Steamで“荒れ地再生”スローライフ 『The Regreening』公開 ― 手とちょっとの魔法で世界を緑に戻そう
ドイツのスタジオ Positive Impact Games が開発・販売を手がける自然再生シミュレーション『The Regreening』が、近日中に Steam に登場予定。
本作は、生態をテーマの中心に据えた 「ソイルパンク」 を掲げており、廃棄物に覆われ荒れ果てた未来の世界を舞台に、優しく、丁寧に、大地へ生命力を取り戻していく体験が描かれる。
『The Regreening』の舞台は、金属の残骸が一面に散らばる荒れ地。
途中で途切れたひび割れた道路、錆びついたまま放置されたショベルカー……かつて文明があった気配だけを残した、不毛の世界だ。
プレイヤーは人類の子孫として、失われた緑と生命力を取り戻すため、
自分の手と、まごころと、ほんの少しの魔法 を使って世界を修復していく。
焦土にもう一度タネを植え、動物たちが戻ってこられる環境を整え、荒野がオアシスへと変わっていく奇跡を目撃することになる。
ゲームは見下ろし型の3Dマップを採用していて、フィールドは六角形のタイルで構成され、
1タイルはさらに3つの五角形に分割されており、それぞれに違う植物を植えることができる。
ただし、植生を戻す前に、まずは 「採掘」して廃棄物を取り除く作業 を行わなければならない。

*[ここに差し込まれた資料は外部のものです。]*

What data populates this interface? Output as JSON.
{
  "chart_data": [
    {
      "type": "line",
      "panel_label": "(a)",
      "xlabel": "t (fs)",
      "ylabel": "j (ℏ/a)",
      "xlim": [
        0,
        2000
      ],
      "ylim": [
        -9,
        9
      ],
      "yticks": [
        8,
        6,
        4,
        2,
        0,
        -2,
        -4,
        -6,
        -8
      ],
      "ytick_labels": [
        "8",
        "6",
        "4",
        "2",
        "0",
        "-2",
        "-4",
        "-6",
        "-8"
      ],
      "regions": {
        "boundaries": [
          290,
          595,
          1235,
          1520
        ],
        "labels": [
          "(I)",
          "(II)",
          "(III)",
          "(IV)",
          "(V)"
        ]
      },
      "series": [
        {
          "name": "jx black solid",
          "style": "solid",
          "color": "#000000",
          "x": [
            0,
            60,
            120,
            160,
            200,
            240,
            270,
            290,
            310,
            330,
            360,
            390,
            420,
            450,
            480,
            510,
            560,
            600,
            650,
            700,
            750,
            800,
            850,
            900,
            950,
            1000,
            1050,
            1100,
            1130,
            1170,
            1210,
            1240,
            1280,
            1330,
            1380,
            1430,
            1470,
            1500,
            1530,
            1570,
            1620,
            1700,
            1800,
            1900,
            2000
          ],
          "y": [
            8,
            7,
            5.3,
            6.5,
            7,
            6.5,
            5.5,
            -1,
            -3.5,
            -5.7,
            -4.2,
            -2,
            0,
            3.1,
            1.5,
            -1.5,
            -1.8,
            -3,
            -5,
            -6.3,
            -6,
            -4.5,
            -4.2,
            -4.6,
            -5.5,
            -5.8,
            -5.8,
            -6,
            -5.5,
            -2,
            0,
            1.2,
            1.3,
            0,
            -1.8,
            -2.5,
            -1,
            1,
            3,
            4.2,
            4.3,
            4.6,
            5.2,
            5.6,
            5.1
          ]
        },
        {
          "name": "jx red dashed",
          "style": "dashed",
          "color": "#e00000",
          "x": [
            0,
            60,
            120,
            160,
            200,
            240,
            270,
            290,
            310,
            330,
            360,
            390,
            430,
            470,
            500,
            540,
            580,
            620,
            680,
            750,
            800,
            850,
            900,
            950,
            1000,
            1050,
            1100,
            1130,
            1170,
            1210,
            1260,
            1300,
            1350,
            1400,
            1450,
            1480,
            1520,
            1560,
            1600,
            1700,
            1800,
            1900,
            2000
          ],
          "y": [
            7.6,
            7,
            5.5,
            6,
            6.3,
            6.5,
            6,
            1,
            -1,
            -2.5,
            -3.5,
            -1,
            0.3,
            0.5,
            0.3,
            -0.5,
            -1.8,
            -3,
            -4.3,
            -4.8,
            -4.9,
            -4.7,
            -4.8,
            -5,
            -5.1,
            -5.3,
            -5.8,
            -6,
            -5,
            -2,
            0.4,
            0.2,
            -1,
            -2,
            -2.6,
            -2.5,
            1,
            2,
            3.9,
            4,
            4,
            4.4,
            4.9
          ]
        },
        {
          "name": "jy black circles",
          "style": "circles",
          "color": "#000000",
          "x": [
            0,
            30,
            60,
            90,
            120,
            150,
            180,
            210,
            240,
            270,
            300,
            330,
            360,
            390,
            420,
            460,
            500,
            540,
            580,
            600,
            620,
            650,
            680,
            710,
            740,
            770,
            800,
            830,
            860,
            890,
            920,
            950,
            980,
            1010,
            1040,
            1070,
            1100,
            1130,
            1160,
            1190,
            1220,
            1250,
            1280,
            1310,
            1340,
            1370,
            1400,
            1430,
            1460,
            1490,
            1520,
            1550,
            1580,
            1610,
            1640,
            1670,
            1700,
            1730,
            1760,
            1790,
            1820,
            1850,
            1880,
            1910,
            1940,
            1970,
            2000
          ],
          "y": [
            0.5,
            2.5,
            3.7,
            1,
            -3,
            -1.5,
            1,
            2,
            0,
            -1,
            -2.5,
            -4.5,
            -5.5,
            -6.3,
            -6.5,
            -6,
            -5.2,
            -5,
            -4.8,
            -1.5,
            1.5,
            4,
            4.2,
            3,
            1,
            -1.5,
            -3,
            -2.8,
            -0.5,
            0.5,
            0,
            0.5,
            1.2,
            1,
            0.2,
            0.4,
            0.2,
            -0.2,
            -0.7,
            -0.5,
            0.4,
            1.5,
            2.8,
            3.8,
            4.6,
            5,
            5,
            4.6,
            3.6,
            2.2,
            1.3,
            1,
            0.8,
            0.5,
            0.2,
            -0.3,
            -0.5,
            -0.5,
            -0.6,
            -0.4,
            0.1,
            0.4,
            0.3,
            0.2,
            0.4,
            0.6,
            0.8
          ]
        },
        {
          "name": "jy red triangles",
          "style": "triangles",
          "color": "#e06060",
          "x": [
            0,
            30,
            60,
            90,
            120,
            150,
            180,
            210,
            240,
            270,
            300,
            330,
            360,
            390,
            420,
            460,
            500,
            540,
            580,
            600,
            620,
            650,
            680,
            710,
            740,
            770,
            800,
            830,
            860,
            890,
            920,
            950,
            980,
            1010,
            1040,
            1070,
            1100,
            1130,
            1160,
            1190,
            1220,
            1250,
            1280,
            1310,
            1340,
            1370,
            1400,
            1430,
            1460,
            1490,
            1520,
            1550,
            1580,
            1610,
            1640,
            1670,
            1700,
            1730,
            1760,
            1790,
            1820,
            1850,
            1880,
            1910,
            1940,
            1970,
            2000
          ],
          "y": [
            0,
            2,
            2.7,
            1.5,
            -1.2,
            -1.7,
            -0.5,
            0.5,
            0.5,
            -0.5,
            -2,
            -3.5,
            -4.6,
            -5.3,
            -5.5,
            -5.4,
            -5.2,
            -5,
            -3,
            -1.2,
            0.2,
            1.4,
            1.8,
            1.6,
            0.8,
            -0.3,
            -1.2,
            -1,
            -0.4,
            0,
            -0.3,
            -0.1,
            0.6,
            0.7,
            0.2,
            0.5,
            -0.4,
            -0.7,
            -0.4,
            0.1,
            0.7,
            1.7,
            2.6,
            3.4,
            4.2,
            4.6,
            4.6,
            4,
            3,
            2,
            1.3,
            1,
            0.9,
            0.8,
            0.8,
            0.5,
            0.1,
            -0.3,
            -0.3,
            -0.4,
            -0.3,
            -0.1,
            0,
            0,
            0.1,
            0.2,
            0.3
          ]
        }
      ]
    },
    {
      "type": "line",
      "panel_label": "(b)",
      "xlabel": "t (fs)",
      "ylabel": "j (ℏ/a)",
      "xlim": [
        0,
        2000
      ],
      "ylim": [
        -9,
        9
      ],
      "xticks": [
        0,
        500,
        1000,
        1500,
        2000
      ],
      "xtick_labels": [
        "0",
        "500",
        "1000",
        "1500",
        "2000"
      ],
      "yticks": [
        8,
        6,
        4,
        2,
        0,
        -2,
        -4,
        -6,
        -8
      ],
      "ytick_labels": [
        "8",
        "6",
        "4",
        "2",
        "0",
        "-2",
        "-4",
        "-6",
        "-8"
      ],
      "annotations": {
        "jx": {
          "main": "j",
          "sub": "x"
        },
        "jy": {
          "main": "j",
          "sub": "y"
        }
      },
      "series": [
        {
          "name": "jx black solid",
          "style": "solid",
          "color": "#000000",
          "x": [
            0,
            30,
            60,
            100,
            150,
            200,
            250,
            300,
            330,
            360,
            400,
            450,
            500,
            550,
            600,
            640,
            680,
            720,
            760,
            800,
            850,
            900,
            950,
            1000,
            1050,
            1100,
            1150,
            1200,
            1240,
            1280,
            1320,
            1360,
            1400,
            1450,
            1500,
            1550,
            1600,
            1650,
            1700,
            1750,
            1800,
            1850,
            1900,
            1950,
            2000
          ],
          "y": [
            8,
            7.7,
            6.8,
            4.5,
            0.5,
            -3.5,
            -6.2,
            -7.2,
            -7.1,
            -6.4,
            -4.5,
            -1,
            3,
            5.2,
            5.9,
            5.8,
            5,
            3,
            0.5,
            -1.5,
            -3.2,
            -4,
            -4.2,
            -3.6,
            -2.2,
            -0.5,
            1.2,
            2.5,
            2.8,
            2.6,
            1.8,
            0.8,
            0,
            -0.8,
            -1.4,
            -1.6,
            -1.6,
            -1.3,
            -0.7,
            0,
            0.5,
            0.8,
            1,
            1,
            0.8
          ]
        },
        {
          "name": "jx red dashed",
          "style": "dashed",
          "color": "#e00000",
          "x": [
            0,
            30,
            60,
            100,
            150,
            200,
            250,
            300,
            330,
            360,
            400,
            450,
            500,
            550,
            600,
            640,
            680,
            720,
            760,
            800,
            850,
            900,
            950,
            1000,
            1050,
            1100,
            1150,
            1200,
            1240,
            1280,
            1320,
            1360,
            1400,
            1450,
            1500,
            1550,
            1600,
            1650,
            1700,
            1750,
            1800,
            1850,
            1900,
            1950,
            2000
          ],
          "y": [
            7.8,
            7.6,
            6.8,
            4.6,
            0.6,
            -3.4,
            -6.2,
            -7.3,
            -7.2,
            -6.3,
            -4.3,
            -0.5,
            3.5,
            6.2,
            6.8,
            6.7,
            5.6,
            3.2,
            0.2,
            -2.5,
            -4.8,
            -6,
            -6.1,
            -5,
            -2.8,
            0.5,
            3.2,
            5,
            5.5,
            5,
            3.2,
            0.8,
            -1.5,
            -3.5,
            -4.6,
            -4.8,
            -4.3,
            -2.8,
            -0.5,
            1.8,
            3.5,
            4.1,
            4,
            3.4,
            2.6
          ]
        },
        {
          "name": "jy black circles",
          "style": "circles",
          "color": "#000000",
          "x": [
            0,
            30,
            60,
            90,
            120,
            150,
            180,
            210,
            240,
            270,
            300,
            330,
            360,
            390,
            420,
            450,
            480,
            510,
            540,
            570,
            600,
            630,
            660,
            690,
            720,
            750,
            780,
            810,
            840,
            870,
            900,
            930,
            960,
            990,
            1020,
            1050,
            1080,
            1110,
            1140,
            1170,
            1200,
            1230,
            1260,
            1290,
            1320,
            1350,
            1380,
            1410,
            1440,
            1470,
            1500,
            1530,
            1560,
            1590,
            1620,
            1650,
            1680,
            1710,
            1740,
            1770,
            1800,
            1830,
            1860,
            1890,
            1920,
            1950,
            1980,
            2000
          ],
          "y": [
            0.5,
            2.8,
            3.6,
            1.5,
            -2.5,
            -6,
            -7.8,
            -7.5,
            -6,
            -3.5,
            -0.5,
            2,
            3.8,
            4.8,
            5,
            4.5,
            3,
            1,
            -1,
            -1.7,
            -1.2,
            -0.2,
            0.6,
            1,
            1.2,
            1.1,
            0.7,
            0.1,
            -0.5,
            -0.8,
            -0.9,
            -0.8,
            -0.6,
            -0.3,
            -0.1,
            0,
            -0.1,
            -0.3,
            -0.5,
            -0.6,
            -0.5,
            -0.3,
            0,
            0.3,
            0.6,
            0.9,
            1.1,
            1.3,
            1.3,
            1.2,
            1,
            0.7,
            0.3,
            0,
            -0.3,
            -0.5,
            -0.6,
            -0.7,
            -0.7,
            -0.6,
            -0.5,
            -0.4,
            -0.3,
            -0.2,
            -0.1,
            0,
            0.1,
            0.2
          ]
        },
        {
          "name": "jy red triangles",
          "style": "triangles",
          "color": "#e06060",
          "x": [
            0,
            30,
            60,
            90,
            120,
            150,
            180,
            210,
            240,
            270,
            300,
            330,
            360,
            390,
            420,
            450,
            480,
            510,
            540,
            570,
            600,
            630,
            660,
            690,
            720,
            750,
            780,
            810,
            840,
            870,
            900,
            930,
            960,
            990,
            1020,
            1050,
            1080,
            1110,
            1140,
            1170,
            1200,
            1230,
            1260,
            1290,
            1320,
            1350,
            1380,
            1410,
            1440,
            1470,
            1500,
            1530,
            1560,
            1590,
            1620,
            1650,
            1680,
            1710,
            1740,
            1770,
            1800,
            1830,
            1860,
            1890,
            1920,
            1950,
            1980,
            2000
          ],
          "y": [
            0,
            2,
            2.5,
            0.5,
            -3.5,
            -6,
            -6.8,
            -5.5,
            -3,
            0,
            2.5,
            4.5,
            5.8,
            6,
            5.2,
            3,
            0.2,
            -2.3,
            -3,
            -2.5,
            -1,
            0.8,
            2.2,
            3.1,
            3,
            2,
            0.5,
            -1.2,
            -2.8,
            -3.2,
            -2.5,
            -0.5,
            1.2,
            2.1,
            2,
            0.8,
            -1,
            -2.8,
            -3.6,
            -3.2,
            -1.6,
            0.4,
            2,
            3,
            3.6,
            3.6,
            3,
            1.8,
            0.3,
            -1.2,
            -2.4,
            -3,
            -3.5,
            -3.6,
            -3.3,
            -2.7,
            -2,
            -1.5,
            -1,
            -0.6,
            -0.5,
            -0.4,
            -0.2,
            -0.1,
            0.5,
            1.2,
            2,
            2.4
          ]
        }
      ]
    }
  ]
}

回収したゴミは資源として再利用でき、後の建築や環境整備に役立てることができる。
植物を植えると、やせた土地は少しずつ健康を取り戻していく。
環境が一定の条件を満たすと、動物のシルエットが描かれた木札を設置でき、その動物の“棲息エリア”を指定できるようになる。
公開されたトレーラーでは、たとえばウサギの棲地を作るためには、
・どんな植生があるか
・食べ物の種類
・安全性
・休めるスペース
など、さまざまな条件を満たす必要があることが示されていた。
動物を呼び込みたいなら、その生態に合った植物を選び、育て、ちょうどいいバランスのミニ生態系を整えなければならない。
また、公式は『The Regreening』が 柔らかく自然なサウンドスケープ で没入感を高めている点も強調している。
風の音、川のせせらぎ、草木が揺れる音など、ASMR のような質感の効果音がふんだんに使われており、ヘッドホンでトレーラーを見ると“森の中にいるような静けさ”を体感できるという。
旅を進めるうちに、さらに多くの植物種がアンロックされ、どの動物の棲息地を復活させたいかを選んだり、植物同士の共生関係を研究したりしながら、自分だけのエコシステムを作り上げていくことができる。
前述の“資源リサイクル”システムでは、拾ったガラクタや素材を装飾品や温室の灌漑装置に作り替えられるほか、ゲームには 話すカラスのNPC など、ちょっとしたファンタジー要素も登場する。
プレイヤーはドイツ民話にインスパイアされた自然の精霊たちと友達になり、助けてあげることで特別な力を得ることもできる。
たとえば、主人公がカラスの足につかまって空へ舞い上がり、上空から大地の“緑化進行度”を俯瞰で見渡すといった、どこか伝承めいた軽やかな冒険感も味わえる。
大地が息を吹き返していくにつれ、花や果実を採集したり、新しい土地に種をまいたり、お気に入りの動物や精霊たちに小さな贈り物を届けたりと、心温まる交流も楽しめるようになる。

開発チーム Positive Impact Games は新しく立ち上がったスタジオではあるものの、メンバーの多くは10年以上のキャリアを持つベテラン揃い。
中には、“圧倒的に好評”を獲得した『Beatbuddy』や『Battle Planet – Judgement Day』を手がけたインディースタジオ Threaks の元メンバーも含まれている。
Threaks が 2024年初頭に解散したあと、彼らは新しい拠点として現在のスタジオを設立し、『The Regreening』の制作に取り組むことになった。
そのため本作は、彼らが新しい舞台で挑む“最初の作品”という位置づけでもあり、注目度が非常に高いタイトルとなっている。
『The Regreening』は現在、PC(Steam)向けに開発が進行中で、発売時期はまだ明らかにされていない。
気になる人は、まず Steam のウィッシュリストに追加して続報を待とう。